It has never been easier to access overseas audiences with the globalised world we enjoy at present. However, this interaction has presented some new challenges for businesses who want to make the most of these opportunities.
Brands must translate effortlessly from one culture to another, and appeal to a multitude of people with differing languages, lifestyles, and priorities.
Even for multinational companies this transference of branding from one region to another can be problematic; Clairol’s ‘Mist Stick’, marketed in Germany, had bizarre connotations as ‘mist’ in German means manure. Likewise, baby food producers, Gerber, discovered that in France, ‘Gerber’ is remarkably similar to the slang term for throwing up!

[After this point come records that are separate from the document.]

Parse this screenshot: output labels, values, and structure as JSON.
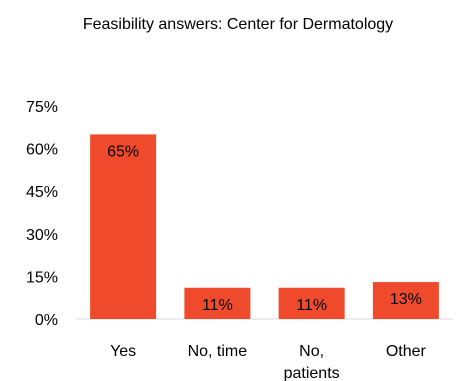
{
  "chart_data": {
    "type": "bar",
    "title": "Feasibility answers: Center for Dermatology",
    "categories": [
      "Yes",
      "No, time",
      "No, patients",
      "Other"
    ],
    "category_lines": [
      [
        "Yes"
      ],
      [
        "No, time"
      ],
      [
        "No,",
        "patients"
      ],
      [
        "Other"
      ]
    ],
    "values": [
      65,
      11,
      11,
      13
    ],
    "data_labels": [
      "65%",
      "11%",
      "11%",
      "13%"
    ],
    "ylim": [
      0,
      75
    ],
    "yticks": [
      0,
      15,
      30,
      45,
      60,
      75
    ],
    "ytick_labels": [
      "0%",
      "15%",
      "30%",
      "45%",
      "60%",
      "75%"
    ],
    "xlabel": "",
    "ylabel": "",
    "grid": false,
    "legend": "none",
    "colors": {
      "bar": "#F04A2C",
      "text": "#000000",
      "axis": "#D9D9D9"
    }
  }
}
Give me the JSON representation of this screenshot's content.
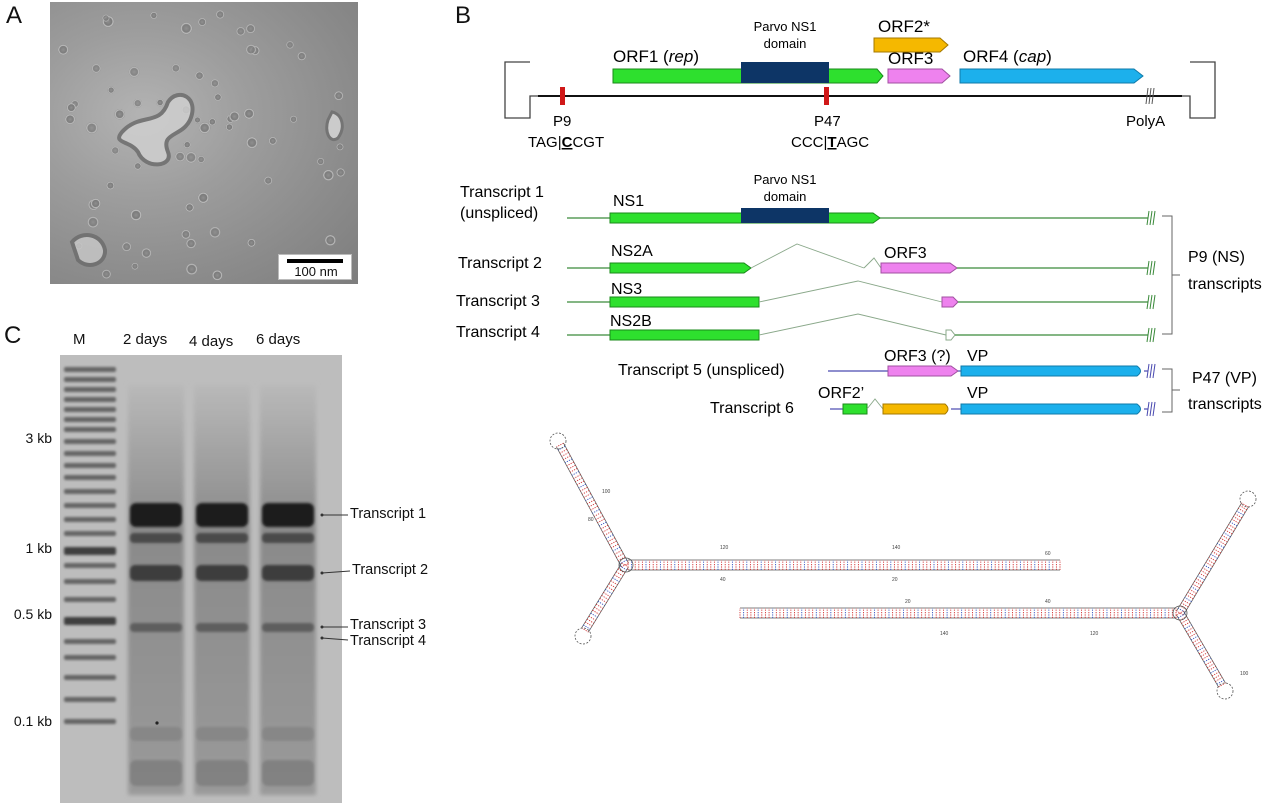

Rebranding for different regions and languages can lead to issues around brand recognition in international markets, and for many companies it is usually preferable to stay with their original marketing campaign.
In order to achieve this brand translation successfully, it is wise to incorporate language specialists such as, native speaking translators, and localisation experts, who can advise you on any potential issues before they arise. They can then tweak any wording, or images, to fit particular regions or audiences without requiring a complete overhaul of a specific campaign, or brand design.
The tips below will help you translate your brand for overseas markets, and ensure you don’t make costly, or inappropriate mistakes with your design.
To be successful with your brand overseas, you need to connect with your audience at all levels, and show that you understand their needs.
Besides the potential risk of not communicating your message clearly and concisely, there is also a possibility of causing offence, as the sports brand giants, Nike, discovered when they released a range of leggings inspired by traditional tattoos from the Pacific. Unfortunately, they hadn’t undertaken effective market research, and the release sparked protests, and petitions due to the exploitative nature of profiteering from traditional designs.
Do your homework before exporting your brand overseas, as it can have a long-term impact if you get it wrong.
Select a professional localisation provider that can assist you through native, in-country translators, and designers, who are aware of all potential pitfalls, and who are trained in marketing, and sector specific areas.
This behind-the-scenes work will improve brand confidence, recognition, and customer satisfaction.
Localise your Brand
It isn’t only wider cultural considerations that you must be aware of when translating your brand, but also those linked to language, identity, gender, legal regulations, and so on.
For instance, if the region you are moving into has gender specific language (such as French) ensure that this doesn’t impact upon brand concepts you have chosen once they are translated. An example of this would be if you are marketing a product used by only females, but your brand name translates with masculine connotations.
A professional translation service provider will be able suggest alternatives, or could pre-empt these kind of mishaps.
Even in tech domains there are regional differences that must be accounted for when translating your brand. Apps are popular all over the world, however, different regions prefer different Apps with similar functions. Social media sites have differing popularity around the globe, so don’t assume what works in one country will work in another.
For example, many people in the UK use Twitter and Facebook, but in China some platforms are banned. Their alternative sites are Weibo and RenRen. Likewise, Google is used minimally with only 2% of online searches using Google.
Whichever market you are targeting, it is ultimately about tuning into the local audience, to ensure you fully understand their needs, and can communicate your brand effectively.
Overall, the best way to ensure your brand translates well in new markets is to ensure your message is meaningful. This requires assistance from localisation experts that can direct marketing campaigns with in-depth local knowledge, and who understand the fundamental experiences and emotions that encompass your target market.